Governo confirma 14 leilões rodoviários em 2026, projeta 8 leilões ferroviários, moderniza contratos antigos e exige obras imediatas na Autopista Fernão Dias
O Ministério dos Transportes anunciou que fará 14 leilões rodoviários no próximo ano, número superior aos 13 leilões realizados em 2025.
O ministro Renan Filho participou do leilão da Autopista Fernão Dias, promovido pela B3 em São Paulo, e afirmou que o objetivo é superar o desempenho do ano corrente, dizendo “Vamos bater o recorde deste ano”.
Além das rodovias, o ministério projeta também 8 leilões ferroviários, com a meta de dar uma virada nos investimentos em ferrovias, conforme informação divulgada pelo Ministério dos Transportes.
Meta e contexto dos leilões rodoviários
Renan Filho destacou que, desde o início do mandato do presidente Lula, já foram feitos 22 leilões rodoviários, e que em 2026 serão realizados 14 novos leilões. Na declaração do ministro, “A gente já fez 22 [leilões rodoviários deste o início do mandato do presidente Lula]. No ano que vem vamos fazer 14 [novos leilões] e, além de fazer muito mais coisas novas, também estamos resolvendo os problemas do passado que tinham deixado embaixo do tapete. Isso é muito significativo para o Brasil”.

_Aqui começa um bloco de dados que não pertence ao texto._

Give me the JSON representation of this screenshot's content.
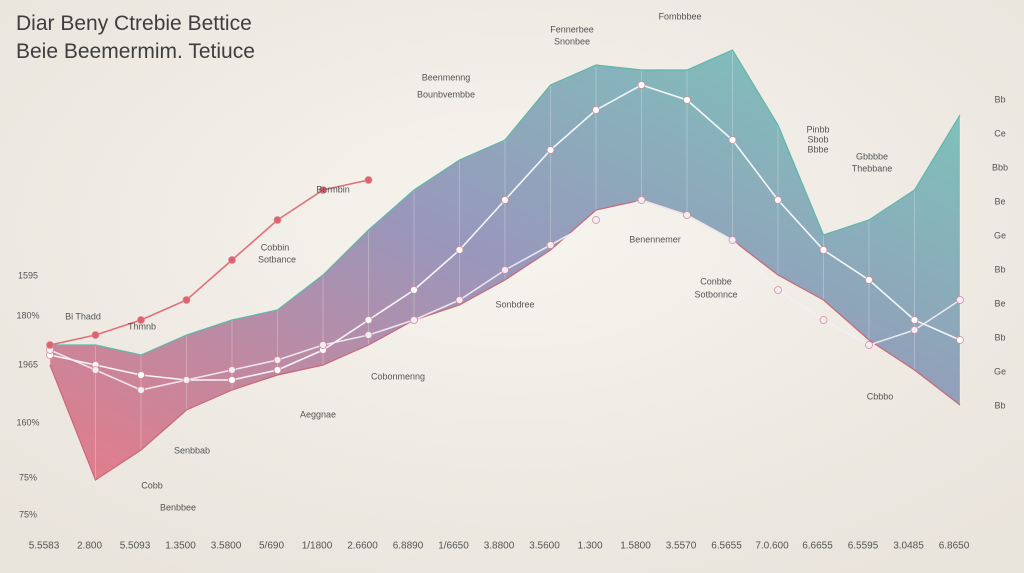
{
  "chart_data": {
    "type": "area",
    "title": "Diar Beny Ctrebie Bettice",
    "subtitle": "Beie Beemermim. Tetiuce",
    "categories": [
      "5.5583",
      "2.800",
      "5.5093",
      "1.3500",
      "3.5800",
      "5/690",
      "1/1800",
      "2.6600",
      "6.8890",
      "1/6650",
      "3.8800",
      "3.5600",
      "1.300",
      "1.5800",
      "3.5570",
      "6.5655",
      "7.0.600",
      "6.6655",
      "6.5595",
      "3.0485",
      "6.8650"
    ],
    "ylim": [
      0,
      100
    ],
    "y_labels": [
      "1595",
      "180%",
      "1965",
      "160%",
      "75%",
      "75%"
    ],
    "side_labels": [
      "Bb",
      "Ce",
      "Bbb",
      "Be",
      "Ge",
      "Bb",
      "Be",
      "Bb",
      "Ge",
      "Bb"
    ],
    "band": {
      "upper": [
        39,
        39,
        37,
        41,
        44,
        46,
        53,
        62,
        70,
        76,
        80,
        91,
        95,
        94,
        94,
        98,
        83,
        61,
        64,
        70,
        85
      ],
      "lower": [
        35,
        12,
        18,
        26,
        30,
        33,
        35,
        39,
        44,
        47,
        52,
        58,
        66,
        68,
        65,
        60,
        53,
        48,
        40,
        34,
        27
      ],
      "colors": [
        "#e4707f",
        "#8e8db6",
        "#6cc5b6"
      ]
    },
    "lines": [
      {
        "color": "#ffffff",
        "values": [
          37,
          35,
          33,
          32,
          32,
          34,
          38,
          44,
          50,
          58,
          68,
          78,
          86,
          91,
          88,
          80,
          68,
          58,
          52,
          44,
          40
        ]
      },
      {
        "color": "#f3eef5",
        "values": [
          38,
          34,
          30,
          32,
          34,
          36,
          39,
          41,
          44,
          48,
          54,
          59,
          64,
          68,
          65,
          60,
          50,
          44,
          39,
          42,
          48
        ]
      },
      {
        "color": "#e0606e",
        "values": [
          39,
          41,
          44,
          48,
          56,
          64,
          70,
          72,
          null,
          null,
          null,
          null,
          null,
          null,
          null,
          null,
          null,
          null,
          null,
          null,
          null
        ]
      }
    ],
    "annotations": [
      "Bi Thadd",
      "Thmnb",
      "Bermbin",
      "Cobbin",
      "Sotbance",
      "Beenmenng",
      "Bounbvembbe",
      "Fennerbee",
      "Snonbee",
      "Fombbbee",
      "Benennemer",
      "Sonbdree",
      "Cobonmenng",
      "Aeggnae",
      "Senbbab",
      "Cobb",
      "Benbbee",
      "Conbbe",
      "Sotbonnce",
      "Pinbb",
      "Sbob",
      "Bbbe",
      "Gbbbbe",
      "Thebbane",
      "Cbbbo"
    ]
  }
}
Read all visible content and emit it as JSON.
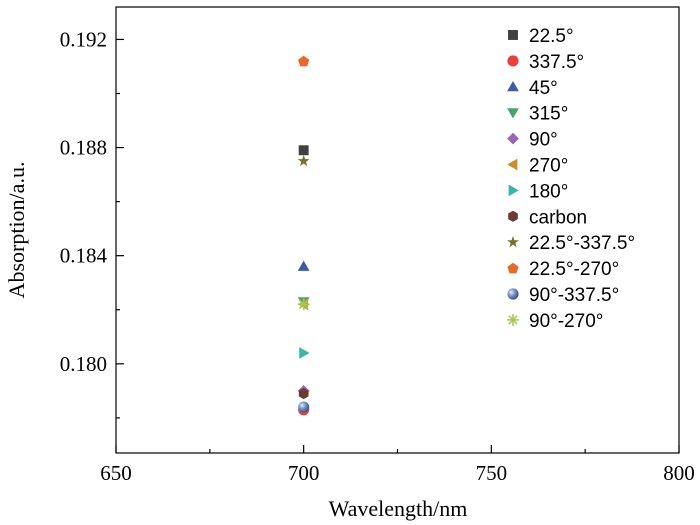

Leilão da Autopista Fernão Dias e vitória da Motiva
No leilão do contrato otimizado da BR-381, a Motiva, antiga CCR, venceu após oferecer 17,05% de deságio sobre a tarifa de pedágio, superando a atual concessionária Arteris Fernão Dias e o Grupo EPR, Consórcio Infraestrutura MG.
O ministério e a ANTT têm usado contratos otimizados para modernizar concessões antigas, e este foi o quarto contrato otimizado realizado pelo atual governo. Segundo Renan Filho, foi a primeira vez que houve concorrência e troca de controle em leilão público: “Hoje, pela primeira vez na história dos contratos de concessão pública do Brasil e por meio de leilão, uma empresa que estava num contrato que não performava saiu do contrato para dar lugar a outro, a fim de aumentar a performance e fortalecer os investimentos”.
Transição e exigências para a nova concessionária
O ministro disse que a transição de controle entre a Arteris e a Motiva deve ocorrer de forma rápida, e que o governo vai combinar com a Arteris essa saída para que seja feita o mais depressa possível, garantindo a qualidade e os compromissos da transição para que o cidadão seja respeitado à luz desse novo momento.
Renan Filho ressaltou ainda que quem assumir terá começo de obras imediato, afirmando que a vencedora já terá de iniciar intervenções no primeiro ano, o que deve tornar perceptível a melhoria para quem trafega entre Belo Horizonte e São Paulo.
O presidente da Motiva Rodovias, Eduardo Camargo, estimou que “o que está previsto no contrato é uma assinatura do contrato entre abril e maio. Como nós temos uma boa relação tanto com a própria concessionária, a Arteris, quanto com a ANTT, nossa intenção é que a gente possa se aproximar, conhecer e saber como está a operação, mas a troca de controle efetivo deve ocorrer entre final de abril e começo de maio”.
Impacto esperado e próximos passos
O plano do Ministério dos Transportes combina aumento no número de leilões rodoviários, impulso a leilões ferroviários e a revisão de contratos antigos, com o objetivo de elevar investimentos e a qualidade da operação. A estratégia também busca dar resposta a problemas preexistentes nas concessões, ao mesmo tempo em que exige obras e melhorias logo no primeiro ano de contrato.
Com a vitória da Motiva na BR-381, o governo espera que a combinação entre concorrência nos leilões rodoviários, exigências contratuais e fiscalização da ANTT resulte em avanços rápidos para os usuários e em maior atração de investimentos para infraestrutura.